Steve’s remit spans product and delivery – integrating creative, content, technology and experience design, while making sure the machine behind the work is built to support brilliance rather than slow it down. “What I learned early in my career is that the reason I couldn’t get anything done is the machine wasn’t working to support what I wanted to accomplish,” he says. “So I had to spend time understanding how to build capabilities, how to build processes, to also make it possible for my teams to do brilliant work.”

As chief growth officer, Melissa owns the commercial engine – from positioning and marketing to media and performance – ensuring the agency proves its value in the same ways it promises to do for clients. “Stewardship of both performance and media teams but also driving growth strategies for the agency,” says Melissa. “Where are the opportunities for us to go out and proactively solve problems for our clients? How do we brand ourselves, how do we show up in a way to make sure that clients and partners know that who we are and how we’re different?”


AI as an Accelerator


A key point of focus in the success of Manifest is “inserting artificial intelligence” into everything the agency does. Every single department has an ‘AI champion’ and they are experimenting with it from a client, internal process and search perspective.

For Ross, the biggest opportunity is using AI to expand what’s possible – not just to make existing tasks cheaper. “Think of it offensively, not defensively,” he says. “The places where people are totally missing this is the race to the bottom – hoping to do what they do now, cheaper. If you could afford to test five things, now you can afford to test 50. If I could produce 10 assets, now I can produce 50.

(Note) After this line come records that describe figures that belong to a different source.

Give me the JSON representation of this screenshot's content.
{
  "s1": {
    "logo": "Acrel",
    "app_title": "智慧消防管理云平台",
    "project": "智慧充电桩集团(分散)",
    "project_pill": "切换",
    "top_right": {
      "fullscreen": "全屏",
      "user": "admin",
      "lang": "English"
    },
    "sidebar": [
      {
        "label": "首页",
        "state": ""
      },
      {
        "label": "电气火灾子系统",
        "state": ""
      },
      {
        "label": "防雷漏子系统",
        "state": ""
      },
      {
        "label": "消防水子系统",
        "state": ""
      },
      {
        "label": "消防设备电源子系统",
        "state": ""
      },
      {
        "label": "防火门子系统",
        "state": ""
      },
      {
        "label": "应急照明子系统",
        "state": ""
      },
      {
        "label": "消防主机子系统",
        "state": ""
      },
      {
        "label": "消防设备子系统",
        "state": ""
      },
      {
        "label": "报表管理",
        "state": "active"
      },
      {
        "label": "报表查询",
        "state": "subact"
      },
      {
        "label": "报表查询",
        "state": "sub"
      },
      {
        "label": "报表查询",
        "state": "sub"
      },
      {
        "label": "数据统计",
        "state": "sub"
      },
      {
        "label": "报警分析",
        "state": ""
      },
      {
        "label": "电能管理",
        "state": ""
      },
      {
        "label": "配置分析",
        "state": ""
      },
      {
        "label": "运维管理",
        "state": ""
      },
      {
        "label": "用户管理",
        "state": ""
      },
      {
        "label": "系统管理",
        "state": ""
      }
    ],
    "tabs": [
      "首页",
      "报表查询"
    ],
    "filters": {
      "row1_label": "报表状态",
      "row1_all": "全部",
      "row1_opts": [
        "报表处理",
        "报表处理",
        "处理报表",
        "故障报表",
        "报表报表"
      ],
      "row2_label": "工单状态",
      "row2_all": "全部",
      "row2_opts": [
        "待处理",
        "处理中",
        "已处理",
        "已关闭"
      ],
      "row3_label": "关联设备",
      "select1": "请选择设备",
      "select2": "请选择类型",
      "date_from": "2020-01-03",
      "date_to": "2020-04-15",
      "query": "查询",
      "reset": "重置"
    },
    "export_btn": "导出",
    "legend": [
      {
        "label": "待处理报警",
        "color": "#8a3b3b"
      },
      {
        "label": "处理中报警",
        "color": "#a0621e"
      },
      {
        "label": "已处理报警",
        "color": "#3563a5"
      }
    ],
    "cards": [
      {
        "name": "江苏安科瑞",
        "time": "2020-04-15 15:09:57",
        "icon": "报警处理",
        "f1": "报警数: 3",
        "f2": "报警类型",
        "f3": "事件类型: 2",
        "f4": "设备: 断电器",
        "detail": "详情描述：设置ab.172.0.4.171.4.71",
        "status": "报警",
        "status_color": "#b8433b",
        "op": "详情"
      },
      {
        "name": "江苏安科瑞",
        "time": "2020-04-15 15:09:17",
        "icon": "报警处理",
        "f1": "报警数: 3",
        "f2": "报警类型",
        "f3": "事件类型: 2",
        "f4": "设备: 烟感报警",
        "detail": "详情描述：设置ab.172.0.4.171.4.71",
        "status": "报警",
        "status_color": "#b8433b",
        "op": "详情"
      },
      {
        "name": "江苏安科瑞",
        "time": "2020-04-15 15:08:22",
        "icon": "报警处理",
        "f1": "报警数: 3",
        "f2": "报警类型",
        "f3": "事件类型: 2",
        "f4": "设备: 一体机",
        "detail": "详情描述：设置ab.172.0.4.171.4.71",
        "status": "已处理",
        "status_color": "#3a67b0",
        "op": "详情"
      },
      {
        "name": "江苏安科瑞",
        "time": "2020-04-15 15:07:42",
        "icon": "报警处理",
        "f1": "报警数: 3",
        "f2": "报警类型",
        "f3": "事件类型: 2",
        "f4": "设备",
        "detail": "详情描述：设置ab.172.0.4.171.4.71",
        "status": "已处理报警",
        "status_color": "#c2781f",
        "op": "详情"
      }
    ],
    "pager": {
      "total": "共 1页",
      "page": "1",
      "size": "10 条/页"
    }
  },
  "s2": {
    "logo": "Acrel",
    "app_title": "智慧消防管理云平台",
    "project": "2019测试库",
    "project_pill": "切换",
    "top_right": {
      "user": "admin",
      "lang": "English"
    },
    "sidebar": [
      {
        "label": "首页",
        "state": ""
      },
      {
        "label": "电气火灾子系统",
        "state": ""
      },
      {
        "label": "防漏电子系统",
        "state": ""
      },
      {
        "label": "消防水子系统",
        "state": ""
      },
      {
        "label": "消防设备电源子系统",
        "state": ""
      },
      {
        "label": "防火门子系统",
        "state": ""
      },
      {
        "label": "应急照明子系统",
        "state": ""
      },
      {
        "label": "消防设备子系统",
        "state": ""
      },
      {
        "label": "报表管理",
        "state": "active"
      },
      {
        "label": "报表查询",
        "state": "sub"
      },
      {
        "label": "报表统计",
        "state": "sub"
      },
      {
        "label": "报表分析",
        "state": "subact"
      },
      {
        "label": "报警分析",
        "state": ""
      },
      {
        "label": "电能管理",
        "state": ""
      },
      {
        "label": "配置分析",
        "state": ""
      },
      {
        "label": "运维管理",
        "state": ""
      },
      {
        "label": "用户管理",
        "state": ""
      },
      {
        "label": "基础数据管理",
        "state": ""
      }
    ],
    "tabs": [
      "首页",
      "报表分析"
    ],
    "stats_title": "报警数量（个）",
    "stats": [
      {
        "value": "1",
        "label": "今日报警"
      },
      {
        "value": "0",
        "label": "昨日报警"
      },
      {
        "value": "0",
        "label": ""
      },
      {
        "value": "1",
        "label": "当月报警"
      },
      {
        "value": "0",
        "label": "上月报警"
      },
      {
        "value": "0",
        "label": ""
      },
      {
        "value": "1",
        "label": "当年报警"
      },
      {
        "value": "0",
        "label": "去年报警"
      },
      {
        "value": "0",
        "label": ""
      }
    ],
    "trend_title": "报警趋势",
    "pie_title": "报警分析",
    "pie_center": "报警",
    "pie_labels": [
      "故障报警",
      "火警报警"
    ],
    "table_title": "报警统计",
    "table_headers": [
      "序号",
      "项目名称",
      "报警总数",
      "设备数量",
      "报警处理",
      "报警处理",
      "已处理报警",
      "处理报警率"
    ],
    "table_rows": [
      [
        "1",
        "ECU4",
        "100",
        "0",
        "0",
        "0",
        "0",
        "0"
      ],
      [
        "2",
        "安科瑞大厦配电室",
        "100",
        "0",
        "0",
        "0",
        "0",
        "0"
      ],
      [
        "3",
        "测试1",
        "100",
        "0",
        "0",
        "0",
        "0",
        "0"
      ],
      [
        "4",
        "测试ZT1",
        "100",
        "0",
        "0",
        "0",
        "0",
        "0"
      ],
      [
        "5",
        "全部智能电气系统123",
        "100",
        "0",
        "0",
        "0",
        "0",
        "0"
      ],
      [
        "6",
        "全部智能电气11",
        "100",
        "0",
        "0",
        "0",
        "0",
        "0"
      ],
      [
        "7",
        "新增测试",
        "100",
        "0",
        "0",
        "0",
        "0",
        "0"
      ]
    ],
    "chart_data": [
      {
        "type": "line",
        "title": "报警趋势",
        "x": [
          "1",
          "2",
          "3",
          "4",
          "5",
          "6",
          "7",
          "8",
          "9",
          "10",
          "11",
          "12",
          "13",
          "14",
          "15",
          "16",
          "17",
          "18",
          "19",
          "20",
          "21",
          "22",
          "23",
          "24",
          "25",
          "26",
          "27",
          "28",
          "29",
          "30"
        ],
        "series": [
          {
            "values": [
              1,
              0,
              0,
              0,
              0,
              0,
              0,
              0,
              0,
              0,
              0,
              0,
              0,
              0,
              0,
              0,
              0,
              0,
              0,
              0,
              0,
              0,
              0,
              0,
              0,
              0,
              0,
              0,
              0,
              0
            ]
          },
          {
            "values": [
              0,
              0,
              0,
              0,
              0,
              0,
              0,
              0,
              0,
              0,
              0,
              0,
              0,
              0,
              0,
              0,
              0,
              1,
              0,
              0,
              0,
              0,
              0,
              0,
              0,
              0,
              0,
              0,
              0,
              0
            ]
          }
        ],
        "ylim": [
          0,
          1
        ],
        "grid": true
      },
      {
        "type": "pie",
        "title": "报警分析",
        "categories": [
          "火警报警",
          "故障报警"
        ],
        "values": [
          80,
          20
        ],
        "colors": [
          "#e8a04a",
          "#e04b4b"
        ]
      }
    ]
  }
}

“Accelerate into it,” he adds. “Don’t use it to simply take cost out. That’s going to fail.”

Steve adds that the value lies in where AI has real impact, not in treating it like an efficiency checkbox. “Where is it needed? Where is it vital? Where is it going to make an impact for me right now?” he ponders. “It’s less about building the asset and more about building the system that allows them to generate those assets… Those are the things that are actually proving out to be substantive and useful to our clients right now.”


What Success Looks Like Next


Looking ahead, Ross says success will be measured by how Manifest grows with the right kinds of opportunities. “We’re looking for the right clients, solving the right problems, not just grabbing anything that fills the funnel,” he says. “As we emerge under the new Manifest, building our reputation and solidifying that people know who we are and what we stand for – that’s important.”

He adds that continuing to integrate AI across the business remains a major focus. “That’s paramount, and we talk about it every single day.”

For Melissa, success will be proven through partnerships that validate the middle-out approach. “Success for us looks like business and client growth,” she says, “but also new partnerships and the belief that the middle is the unlock as the starting point – this idea of getting away from either being brand oriented or performance oriented, and thinking about where it is that the middle stalls out.”

And for Steve, progress looks like work that doesn’t quite fit old categories, because it’s charting new ones. “Smart, elegant work that solves some of those complex business problems. The spaces in between. Finding the ways that we break new ground where people aren’t quite sure what category to put it in.”

And if the messy middle is where growth has been stalling, Manifest’s bet is simple. It’s also where the next wave of progress begins.